Дикки – кочевой гостиничный фотограф. Вполне вероятно, щелкнул Шерри Норт для своего портфолио.
Мэрион не было почти сорок пять минут, но вернулась она с победной улыбкой.
– Наутро уехала, а вечером дала телеграмму. – Она протянула мне тоненький листок, а пока я читал, добавила: – Это копия, можете оставить себе.
В графе адреса значилось: «Мэнсону кв. 5 Керзон-стрит 97 Лондон W1», а в тексте говорилось: «Заключила контракт возвращаюсь Хитроу рейсом БКЗА 316 субботу». Подписи не было.
– Дикки перерыл все карточки, но одну все же нашел. – Она передала мне глянцевый снимок семь с половиной на десять: Шерри Норт разлеглась в шезлонге на гостиничной террасе в бикини и солнечных очках, но лицо вполне узнаваемое.
– Спасибо, Мэрион. – Я сунул ей пять фунтов.
– Ничего себе, мистер Гарри! – усмехнулась она и спрятала купюру в бюстгальтер. – За такие деньжищи вам еще кой-чего причитается.
– Спешу на самолет, любовь моя. – Я чмокнул ее в курносую сопелку и шлепнул по заднице, когда она выбиралась из кабины.
В аэропорту меня ждали Анджело и Чабби – тот обещал присмотреть за пикапом. Настроение у всех было подавленное, и у зоны вылета мы неловко пожали друг другу руки. Говорить было не о чем, вчера мы и так все обсудили.

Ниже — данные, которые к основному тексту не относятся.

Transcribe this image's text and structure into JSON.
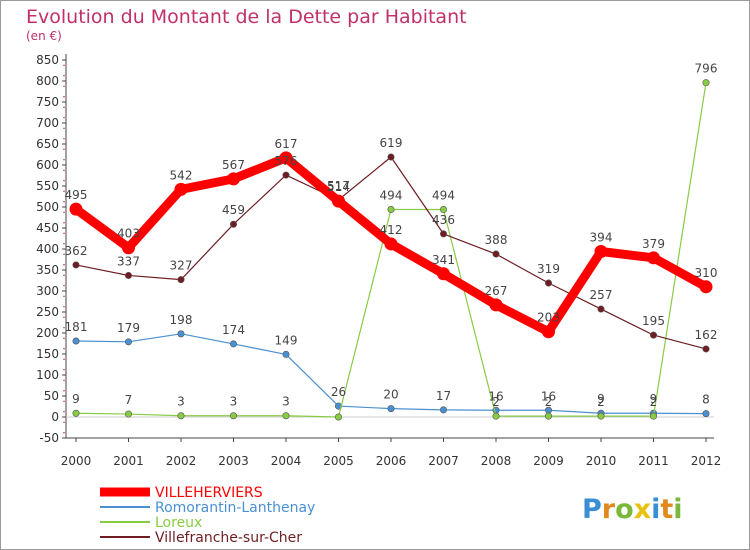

Когда самолет, гудя поршневыми двигателями, стартовал на континент, я заметил, что парни бок о бок стоят у ограждения.
После трехчасового ожидания в Найроби я пересел на рейс Британской корпорации зарубежных авиалиний до Лондона. За весь долгий ночной перелет не сомкнул глаз. Давненько не бывал я на родине – и теперь возвращался не по самой приятной причине.
Мне очень хотелось побеседовать с Шерри Норт.
Я летел мстить.
Когда ты на мели, самое время обзавестись новым автомобилем и костюмом за сотню гиней. Нарядись богачом, и все поверят, что ты такой и есть.
Я побрился и переоделся в аэропорту Хитроу. Заглянул в офис «Херц», где вместо «хиллмана» взял «крайслер», закинул сумку в багажник и отправился в ближайший паб пивоварни «Каридж», где съел двойную порцию пирога с яйцами и ветчиной и запил ее пинтой «Кариджа», параллельно изучая карту автомобильных дорог. Все было так давно, что я не вполне понимал, куда ехать.
По сравнению с Малайей и Африкой английская глубинка – роскошный образчик ухоженной зелени, а осеннее бледно-золотое солнце сильно отличается от привычного для меня свирепого и яркого светила, но прокатиться по холмам до Брайтона было весьма приятно.
Я оставил «крайслер» на променаде напротив «Гранд-отеля» и нырнул в кроличью нору района Лейнз. Сезон подходил к концу, но здесь по-прежнему разгуливали толпы туристов.
Павильон-Аркейд: такое название я давным-давно прочел на подводном тобогане Джимми Норта и битый час искал нужную улочку, притулившуюся за мощенной булыжником площадкой. Почти все окна здесь оказались закрыты ставнями, а двери – заперты на ключ.
А вот и он: десятифутовый фасад магазина «Подводный мир Норта». Тоже заперто, а единственное окно – с опущенными жалюзи. Я попробовал заглянуть за них, но безуспешно – в зале было темно, – поэтому заколотил в дверь. Изнутри не донеслось ни звука, и я хотел уже уйти, но тут заметил прямоугольную картонку: раньше она стояла за стеклом, но потом свалилась на пол. Изогнув шею самым акробатическим образом, я сумел прочесть написанное от руки послание миру, так как картонка, по счастливому стечению обстоятельств, упала лицевой стороной вверх: «За справками обращаться по адресу: Сивью, Даунерс-лейн, Фалмер, Суссекс».
Я вернулся к машине и вызволил из бардачка карту автомобильных дорог.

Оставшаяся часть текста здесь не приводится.